Photo: iStock
Photo: iStock

A private Trust is not for ever—it should specify when the Trust will terminate

Under the Transfer of Property Act, 1882 and also the Indian Succession Act, 1925, a private Trust cannot continue indefinitely

I am unable to continue my medical store business (running in rented premises) due to my advanced age. So I want to continue the medical store through a Trust for the benefits of both of my daughter’s sons (the only Trust for them). The trustee will be my daughter, her husband and the trustworthy manager of my medical store (who is running my medical store business for the last 9 years). The Trust will be revocable and discretionary and will be the only Trust created by me. How can I create it through my Will? My daughter and her husband both are in government jobs. What will be the format of the Will and the Trust deed in this case?

—Kalawati Sinha

I understand that you intend to create a private Trust for the benefit of your grandchildren through your Will, which would take effect after your demise. For the purpose of creating the Trust, your Will should clearly set out (i) your intention of creating the Trust, (ii) the purpose or object of creating the Trust, (iii) the beneficiaries of the Trust and (iv) the assets/Trust (that is, your business of the medical store) that will be settled in the Trust.

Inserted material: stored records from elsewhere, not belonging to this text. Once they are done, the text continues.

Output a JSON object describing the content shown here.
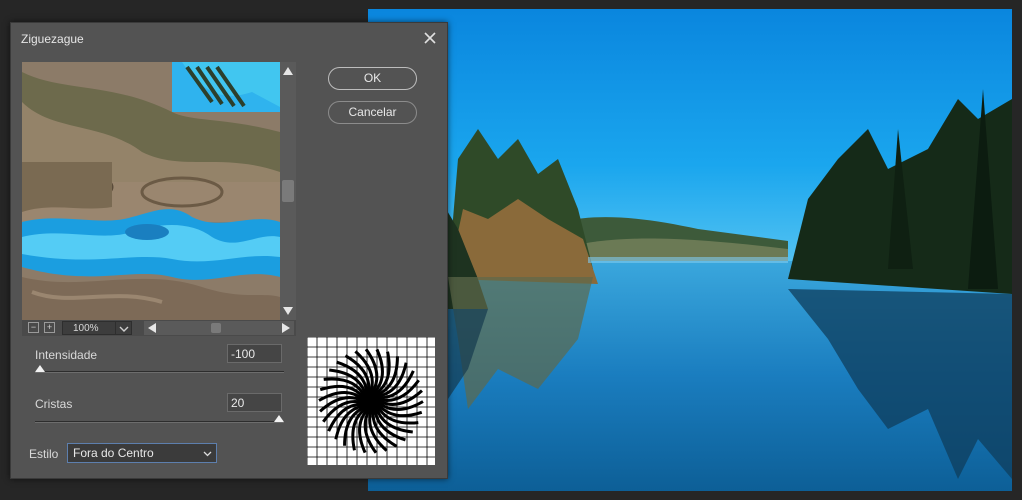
{
  "dialog": {
    "title": "Ziguezague",
    "ok_label": "OK",
    "cancel_label": "Cancelar"
  },
  "preview": {
    "zoom_value": "100%",
    "zoom_out_glyph": "−",
    "zoom_in_glyph": "+"
  },
  "params": {
    "intensidade_label": "Intensidade",
    "intensidade_value": "-100",
    "intensidade_fraction": 0.0,
    "cristas_label": "Cristas",
    "cristas_value": "20",
    "cristas_fraction": 1.0,
    "estilo_label": "Estilo",
    "estilo_value": "Fora do Centro"
  },
  "icons": {
    "close": "close-icon",
    "scroll_up": "triangle-up-icon",
    "scroll_down": "triangle-down-icon",
    "scroll_left": "triangle-left-icon",
    "scroll_right": "triangle-right-icon",
    "dropdown": "chevron-down-icon"
  },
  "colors": {
    "dialog_bg": "#535353",
    "sky": "#0b8fe6",
    "water": "#0a6fb0",
    "focus_border": "#5d7fae"
  }
}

Also, you would need to appoint your daughter, son-in-law and your manager as the trustees of your Trust (since you intend for them to be the first trustees) and also state the manner in which vacancies would be filled. On your death, your executor will have to ensure the transmission of your business (which I understand will be transmitted as a going concern to the extent possible under applicable laws, since some licences relating to the business may not be transferable without the consent of concerned authorities), to your trustees who will then run the business in Trust for your beneficiaries.

Also, please consider providing for the duties, powers, functions of the trustees, including the manner in which the trustees would take decisions and also how their discretion will be exercised with regard to distribution of the income and corpus of the Trust. The objects of the Trust should include the carrying on of the business for the benefit of the beneficiaries.

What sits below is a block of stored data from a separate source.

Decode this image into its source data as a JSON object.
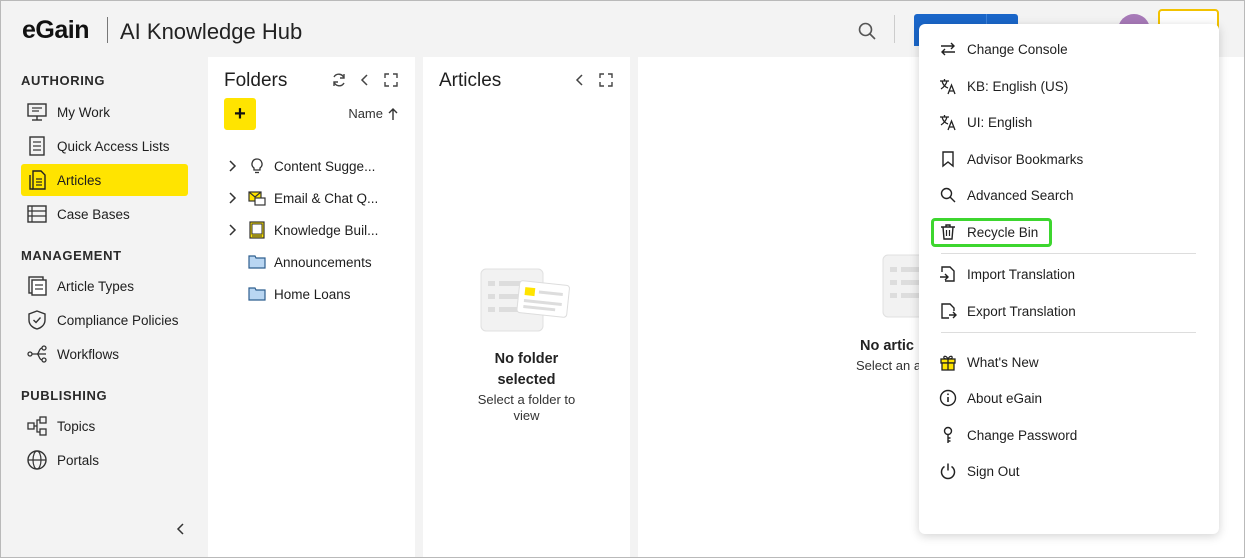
{
  "header": {
    "logo": "eGain",
    "app_title": "AI Knowledge Hub"
  },
  "nav": {
    "sections": [
      {
        "title": "AUTHORING",
        "items": [
          {
            "label": "My Work",
            "icon": "monitor-icon"
          },
          {
            "label": "Quick Access Lists",
            "icon": "list-icon"
          },
          {
            "label": "Articles",
            "icon": "articles-icon",
            "active": true
          },
          {
            "label": "Case Bases",
            "icon": "case-bases-icon"
          }
        ]
      },
      {
        "title": "MANAGEMENT",
        "items": [
          {
            "label": "Article Types",
            "icon": "article-types-icon"
          },
          {
            "label": "Compliance Policies",
            "icon": "shield-icon"
          },
          {
            "label": "Workflows",
            "icon": "workflow-icon"
          }
        ]
      },
      {
        "title": "PUBLISHING",
        "items": [
          {
            "label": "Topics",
            "icon": "topics-icon"
          },
          {
            "label": "Portals",
            "icon": "globe-icon"
          }
        ]
      }
    ]
  },
  "folders": {
    "title": "Folders",
    "add_label": "+",
    "sort_label": "Name",
    "tree": [
      {
        "label": "Content Sugge...",
        "icon": "lightbulb-icon",
        "expandable": true
      },
      {
        "label": "Email & Chat Q...",
        "icon": "email-chat-icon",
        "expandable": true
      },
      {
        "label": "Knowledge Buil...",
        "icon": "knowledge-base-icon",
        "expandable": true
      },
      {
        "label": "Announcements",
        "icon": "folder-icon",
        "expandable": false
      },
      {
        "label": "Home Loans",
        "icon": "folder-icon",
        "expandable": false
      }
    ]
  },
  "articles": {
    "title": "Articles",
    "empty_title_1": "No folder",
    "empty_title_2": "selected",
    "empty_sub_1": "Select a folder to",
    "empty_sub_2": "view"
  },
  "detail": {
    "empty_title": "No artic",
    "empty_sub": "Select an a"
  },
  "menu": {
    "items": [
      {
        "label": "Change Console",
        "icon": "swap-icon"
      },
      {
        "label": "KB: English (US)",
        "icon": "translate-icon"
      },
      {
        "label": "UI: English",
        "icon": "translate-icon"
      },
      {
        "label": "Advisor Bookmarks",
        "icon": "bookmark-icon"
      },
      {
        "label": "Advanced Search",
        "icon": "search-icon"
      },
      {
        "label": "Recycle Bin",
        "icon": "trash-icon",
        "highlighted": true
      },
      {
        "label": "Import Translation",
        "icon": "import-icon"
      },
      {
        "label": "Export Translation",
        "icon": "export-icon"
      },
      {
        "label": "What's New",
        "icon": "gift-icon"
      },
      {
        "label": "About eGain",
        "icon": "info-icon"
      },
      {
        "label": "Change Password",
        "icon": "key-icon"
      },
      {
        "label": "Sign Out",
        "icon": "power-icon"
      }
    ]
  },
  "colors": {
    "accent": "#ffe400",
    "primary_blue": "#1a66c9",
    "avatar": "#a77ab8",
    "highlight_border": "#3dd62f",
    "folder_blue": "#b9d6f2"
  }
}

You must note that under the Transfer of Property Act, 1882 and also the Indian Succession Act, 1925, a private Trust cannot continue indefinitely and is liable to terminate after the maximum period specified therein. Therefore, please state the period of the Trust and how the assets will be distributed on the termination/expiry of the trust.

Please note that since the trust is being created under your Will, your Will should be duly executed as per the provisions of the Indian Succession Act, 1925. The trust will take effect from the date of your death.

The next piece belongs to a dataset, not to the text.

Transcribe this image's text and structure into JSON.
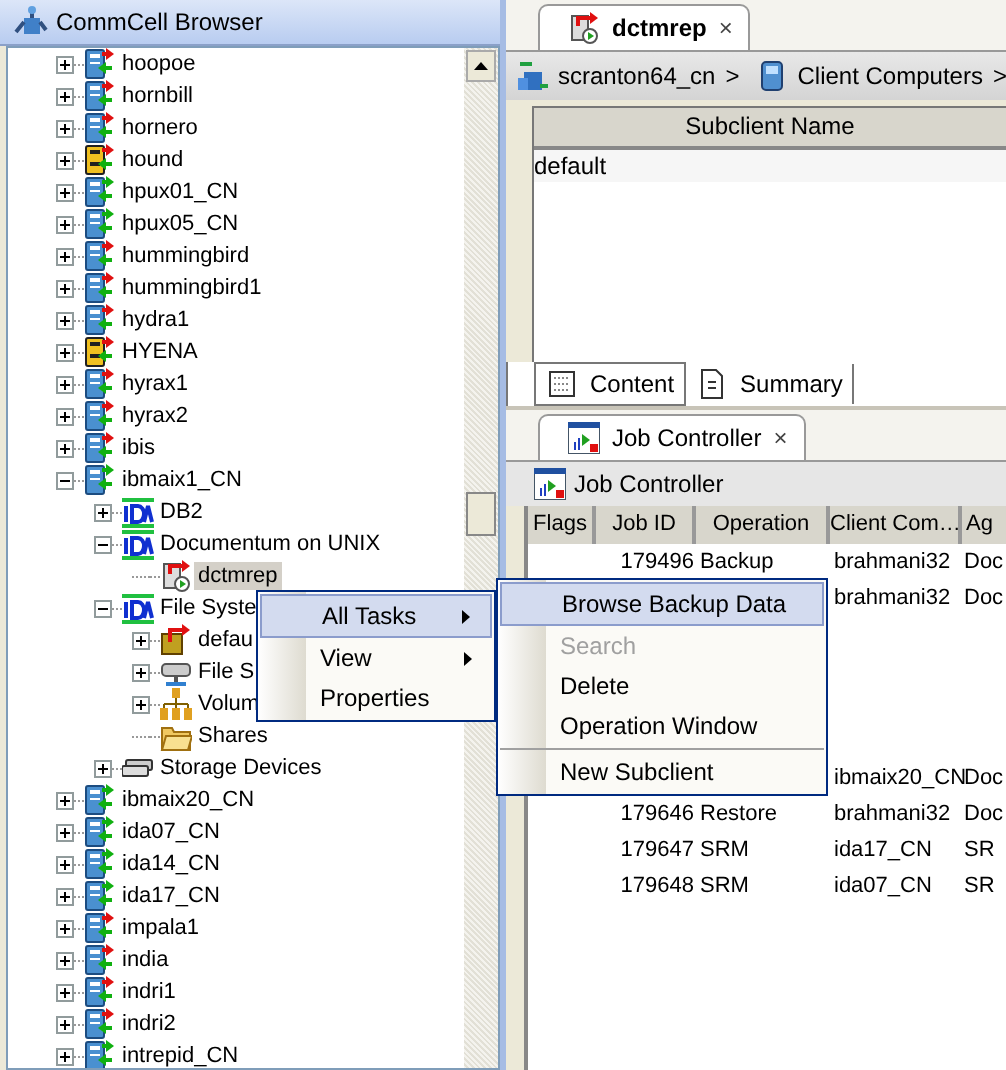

We understand that it is your intention that the trust be discretionary and revocable. Since this would have tax implications, we recommend that you seek independent tax advice to ensure that the structure adopted is the most tax efficient.

My father had registered his Will in January 2016. Later he wrote another Will on plain paper but it is not registered. Please tell me which Will is valid; the earlier registered one or the latest unregistered one?

—Rishi Saluja

I understand from your query above that while the earlier Will executed by your father in January 2016 was registered, the Will which he executed later (post January 2016) has not been registered.

In the event that the second/later Will executed by your father has been duly executed in accordance with the provisions of the Indian Succession Act, 1925, and your father clearly revoked his previous Will made in January 2016 (which is usually the case), then the later Will will override the earlier one, even if it is not registered. Registration of a Will is optional and accordingly if the second Will has been duly executed in the manner set out in the Indian Succession Act, then the second Will, even though it may have not been registered should be given effect to. Please also refer to Amara Venkata Subbaiah & Sons vs Shaik Hussain Bi, 2008 SCC OnLine AP 324, Sunil Anand & Rajiv Anand (2008[103] DRJ165), Sh. Rajesh Sharma vs State & others and Rajeev Kumar vs State of Uttar Pradesh [1979 (5)ALR 15].

Marylou Bilawala is partner, Wadia Ghandy & Co. Advocates, Solicitors and Notaries.